Die Anwendung von "Medizin" zur Heilung von Wunden eines anderen Schimpansen bestärkt die Idee, dass Menschen nicht die einzigen sind, die im Interesse eines anderen handeln können. Weitere Studien an Schimpansen könnten uns helfen zu verstehen, wie sich solche prosozialen Verhaltensweisen entwickelt haben und welchen evolutionären Nutzen sie haben könnten.

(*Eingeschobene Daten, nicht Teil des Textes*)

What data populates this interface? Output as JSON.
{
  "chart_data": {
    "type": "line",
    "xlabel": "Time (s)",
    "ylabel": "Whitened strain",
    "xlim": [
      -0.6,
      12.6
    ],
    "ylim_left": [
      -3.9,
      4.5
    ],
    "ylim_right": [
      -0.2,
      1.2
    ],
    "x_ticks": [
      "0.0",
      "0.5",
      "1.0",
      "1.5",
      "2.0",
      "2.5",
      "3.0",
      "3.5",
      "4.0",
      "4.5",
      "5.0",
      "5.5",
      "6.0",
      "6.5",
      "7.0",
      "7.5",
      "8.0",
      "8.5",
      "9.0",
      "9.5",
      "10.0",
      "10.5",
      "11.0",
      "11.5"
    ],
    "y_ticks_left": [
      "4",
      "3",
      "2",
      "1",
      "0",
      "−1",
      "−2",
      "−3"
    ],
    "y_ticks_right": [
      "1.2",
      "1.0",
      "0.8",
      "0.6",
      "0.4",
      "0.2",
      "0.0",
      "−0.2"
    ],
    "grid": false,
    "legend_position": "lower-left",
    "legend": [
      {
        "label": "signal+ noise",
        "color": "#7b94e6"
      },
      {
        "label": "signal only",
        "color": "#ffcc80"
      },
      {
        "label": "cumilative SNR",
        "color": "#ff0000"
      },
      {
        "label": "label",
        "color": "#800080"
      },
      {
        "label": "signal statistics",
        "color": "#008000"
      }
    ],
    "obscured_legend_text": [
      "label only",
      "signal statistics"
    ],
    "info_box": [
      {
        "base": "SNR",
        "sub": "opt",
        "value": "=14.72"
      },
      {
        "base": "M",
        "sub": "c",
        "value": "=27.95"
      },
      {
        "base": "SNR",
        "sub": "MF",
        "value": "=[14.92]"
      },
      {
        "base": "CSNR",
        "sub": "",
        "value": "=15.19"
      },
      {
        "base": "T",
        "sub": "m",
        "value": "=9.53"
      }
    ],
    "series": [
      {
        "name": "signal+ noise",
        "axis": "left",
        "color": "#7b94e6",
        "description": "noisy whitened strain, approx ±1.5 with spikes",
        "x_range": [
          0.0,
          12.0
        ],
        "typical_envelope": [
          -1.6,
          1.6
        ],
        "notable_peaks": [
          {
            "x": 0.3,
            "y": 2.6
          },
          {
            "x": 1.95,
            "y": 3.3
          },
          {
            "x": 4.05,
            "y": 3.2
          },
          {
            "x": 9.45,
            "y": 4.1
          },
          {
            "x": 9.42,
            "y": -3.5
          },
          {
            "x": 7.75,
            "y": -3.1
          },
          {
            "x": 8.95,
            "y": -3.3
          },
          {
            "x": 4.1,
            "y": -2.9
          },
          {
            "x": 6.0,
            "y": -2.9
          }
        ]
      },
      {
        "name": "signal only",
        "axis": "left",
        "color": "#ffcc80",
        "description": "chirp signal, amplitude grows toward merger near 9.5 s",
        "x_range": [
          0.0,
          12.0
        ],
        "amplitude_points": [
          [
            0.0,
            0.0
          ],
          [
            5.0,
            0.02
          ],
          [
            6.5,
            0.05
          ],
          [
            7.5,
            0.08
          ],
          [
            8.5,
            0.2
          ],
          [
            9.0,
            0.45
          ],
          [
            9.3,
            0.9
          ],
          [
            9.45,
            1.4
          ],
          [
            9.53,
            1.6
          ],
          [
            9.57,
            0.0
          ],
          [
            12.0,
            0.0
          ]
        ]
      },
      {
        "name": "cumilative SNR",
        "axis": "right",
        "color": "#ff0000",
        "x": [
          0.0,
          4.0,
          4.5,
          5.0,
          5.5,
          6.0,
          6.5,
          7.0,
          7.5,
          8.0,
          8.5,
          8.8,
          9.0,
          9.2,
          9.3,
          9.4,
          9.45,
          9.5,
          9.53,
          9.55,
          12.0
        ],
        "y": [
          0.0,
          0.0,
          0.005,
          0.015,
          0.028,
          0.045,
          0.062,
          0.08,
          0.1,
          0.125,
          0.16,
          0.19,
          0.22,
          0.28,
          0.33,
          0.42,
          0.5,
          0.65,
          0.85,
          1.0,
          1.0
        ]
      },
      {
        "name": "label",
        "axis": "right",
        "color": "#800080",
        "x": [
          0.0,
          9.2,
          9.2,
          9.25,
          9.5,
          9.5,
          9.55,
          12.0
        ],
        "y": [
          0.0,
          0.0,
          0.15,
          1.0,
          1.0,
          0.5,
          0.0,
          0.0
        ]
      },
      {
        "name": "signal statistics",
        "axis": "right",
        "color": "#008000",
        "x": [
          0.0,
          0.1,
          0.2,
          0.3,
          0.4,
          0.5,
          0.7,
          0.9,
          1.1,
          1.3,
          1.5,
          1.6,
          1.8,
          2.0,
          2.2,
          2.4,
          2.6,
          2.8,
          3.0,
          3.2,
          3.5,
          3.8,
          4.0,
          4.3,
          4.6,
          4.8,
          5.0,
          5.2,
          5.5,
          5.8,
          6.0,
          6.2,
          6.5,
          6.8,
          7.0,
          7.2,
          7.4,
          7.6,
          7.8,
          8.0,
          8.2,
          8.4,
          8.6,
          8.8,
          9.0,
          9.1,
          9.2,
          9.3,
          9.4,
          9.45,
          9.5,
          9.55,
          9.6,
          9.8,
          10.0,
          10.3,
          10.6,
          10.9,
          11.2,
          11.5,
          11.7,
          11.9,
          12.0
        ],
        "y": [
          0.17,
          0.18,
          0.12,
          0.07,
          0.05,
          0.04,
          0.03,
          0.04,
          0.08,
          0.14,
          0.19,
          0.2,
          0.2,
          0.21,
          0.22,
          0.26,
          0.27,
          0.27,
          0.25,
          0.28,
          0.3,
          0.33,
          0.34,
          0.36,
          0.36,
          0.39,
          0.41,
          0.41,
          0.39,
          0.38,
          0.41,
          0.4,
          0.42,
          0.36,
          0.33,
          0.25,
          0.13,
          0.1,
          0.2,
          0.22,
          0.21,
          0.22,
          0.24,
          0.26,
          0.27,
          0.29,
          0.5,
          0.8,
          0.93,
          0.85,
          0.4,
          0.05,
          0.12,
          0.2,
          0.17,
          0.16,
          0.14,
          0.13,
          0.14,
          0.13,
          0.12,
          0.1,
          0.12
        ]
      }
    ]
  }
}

"Es ist einfach faszinierend zu sehen, dass sie uns auch nach Jahrzehnten der Forschung in der Wildnis immer noch mit unerwarteten neuen Verhaltensweisen überraschen", meint Deschner und weiter: "Unsere Studie zeigt, dass es noch viel über unsere nächsten lebenden Verwandten zu erforschen und zu entdecken gibt, und dass wir uns daher noch viel mehr für ihren Schutz in ihrem natürlichen Lebensraum einsetzen müssen."

Weitere Quellen • Current Biology, EurekAlert!